L’histoire du fantôme du Capitaine Duke, que Samuel avait racontée, frappa l’esprit des spectateurs, et mainte joue devint pâle à la pensée que l’homme, qui était debout et sur qui la lumière brillante des bougies frappait, pouvait être une ombre.

L’homme lui-même regarda Mme Duke d’un air renfrogné.

— Ma femme est folle, – dit-il. – Faut-il que nous restions ici toute la nuit pour écouter son délire ?

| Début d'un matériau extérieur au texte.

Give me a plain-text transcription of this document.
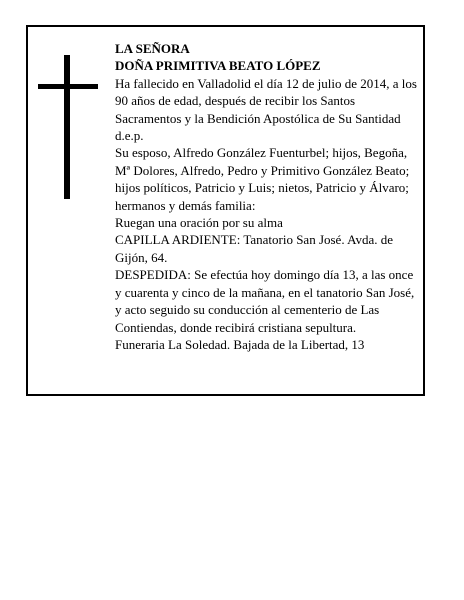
LA SEÑORA

DOÑA PRIMITIVA BEATO LÓPEZ

Ha fallecido en Valladolid el día 12 de julio de 2014, a los 90 años de edad, después de recibir los Santos Sacramentos y la Bendición Apostólica de Su Santidad d.e.p.

Su esposo, Alfredo González Fuenturbel; hijos, Begoña, Mª Dolores, Alfredo, Pedro y Primitivo González Beato; hijos políticos, Patricio y Luis; nietos, Patricio y Álvaro; hermanos y demás familia:

Ruegan una oración por su alma

CAPILLA ARDIENTE: Tanatorio San José. Avda. de Gijón, 64.

DESPEDIDA: Se efectúa hoy domingo día 13, a las once y cuarenta y cinco de la mañana, en el tanatorio San José, y acto seguido su conducción al cementerio de Las Contiendas, donde recibirá cristiana sepultura.

Funeraria La Soledad. Bajada de la Libertad, 13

— Quelqu’un veut-il faire à cet homme deux ou trois autres questions ? – dit Mme Duke.

Le défenseur de Mme Millicent Duke lui répliqua :

— Oui, madame, si vous le désirez réellement.

— Oui, je déclare que je le désire très ardemment.

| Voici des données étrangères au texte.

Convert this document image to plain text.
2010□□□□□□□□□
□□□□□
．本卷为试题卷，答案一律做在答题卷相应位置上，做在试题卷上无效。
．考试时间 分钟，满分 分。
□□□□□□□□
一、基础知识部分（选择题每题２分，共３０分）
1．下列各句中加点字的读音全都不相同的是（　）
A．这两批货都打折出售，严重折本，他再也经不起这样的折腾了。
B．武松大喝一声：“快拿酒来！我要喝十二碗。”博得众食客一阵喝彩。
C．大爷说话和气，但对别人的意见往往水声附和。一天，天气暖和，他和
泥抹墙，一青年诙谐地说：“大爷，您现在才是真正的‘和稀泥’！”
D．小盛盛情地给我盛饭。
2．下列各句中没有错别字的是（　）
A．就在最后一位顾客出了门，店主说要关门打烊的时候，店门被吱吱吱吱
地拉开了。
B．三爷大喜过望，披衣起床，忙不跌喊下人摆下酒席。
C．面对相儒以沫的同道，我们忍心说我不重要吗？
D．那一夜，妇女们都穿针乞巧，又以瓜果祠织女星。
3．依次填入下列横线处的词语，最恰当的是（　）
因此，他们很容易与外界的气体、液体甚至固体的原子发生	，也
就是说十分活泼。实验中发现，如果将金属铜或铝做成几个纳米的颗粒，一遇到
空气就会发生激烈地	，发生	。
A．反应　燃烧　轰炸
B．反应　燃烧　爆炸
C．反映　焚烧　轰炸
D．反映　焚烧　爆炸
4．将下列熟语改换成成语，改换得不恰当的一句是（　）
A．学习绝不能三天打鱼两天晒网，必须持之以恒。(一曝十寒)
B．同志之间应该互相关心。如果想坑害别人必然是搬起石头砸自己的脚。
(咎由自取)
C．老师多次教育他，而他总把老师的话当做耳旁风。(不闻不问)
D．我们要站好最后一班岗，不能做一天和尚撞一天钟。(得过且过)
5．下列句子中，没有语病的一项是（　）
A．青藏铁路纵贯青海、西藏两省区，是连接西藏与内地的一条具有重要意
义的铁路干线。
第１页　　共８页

— Alors, je suis à vos ordres.

— Demandez-lui s’il a en sa possession une seule boucle d’oreille, un diamant monté en or indien d’un travail curieux, fin et délicat.

L’homme prit dans sa poche de gilet un petit sac en toile, en tira le bijou et le donna à l’avocat.

— Peut-être cela contentera-t-il ma femme ? – dit-il.

— Le bijou est d’accord avec votre description, madame Duke, – dit l’avocat, – êtes-vous contente ?

— Pas encore ; soyez assez bon pour lui demander ce que mon mari m’a dit quand il a pris ce bijou ?

L’homme sourit.

— Qu’est-ce qu’un mari aurait pu dire à sa femme en recevant un souvenir d’elle, – reprit-il ; – que dirait-il, si ce n’est de lui promettre de le garder fidèlement, et de ne pas le donner à quelque femme qu’il pourrait rencontrer dans les pays étrangers ?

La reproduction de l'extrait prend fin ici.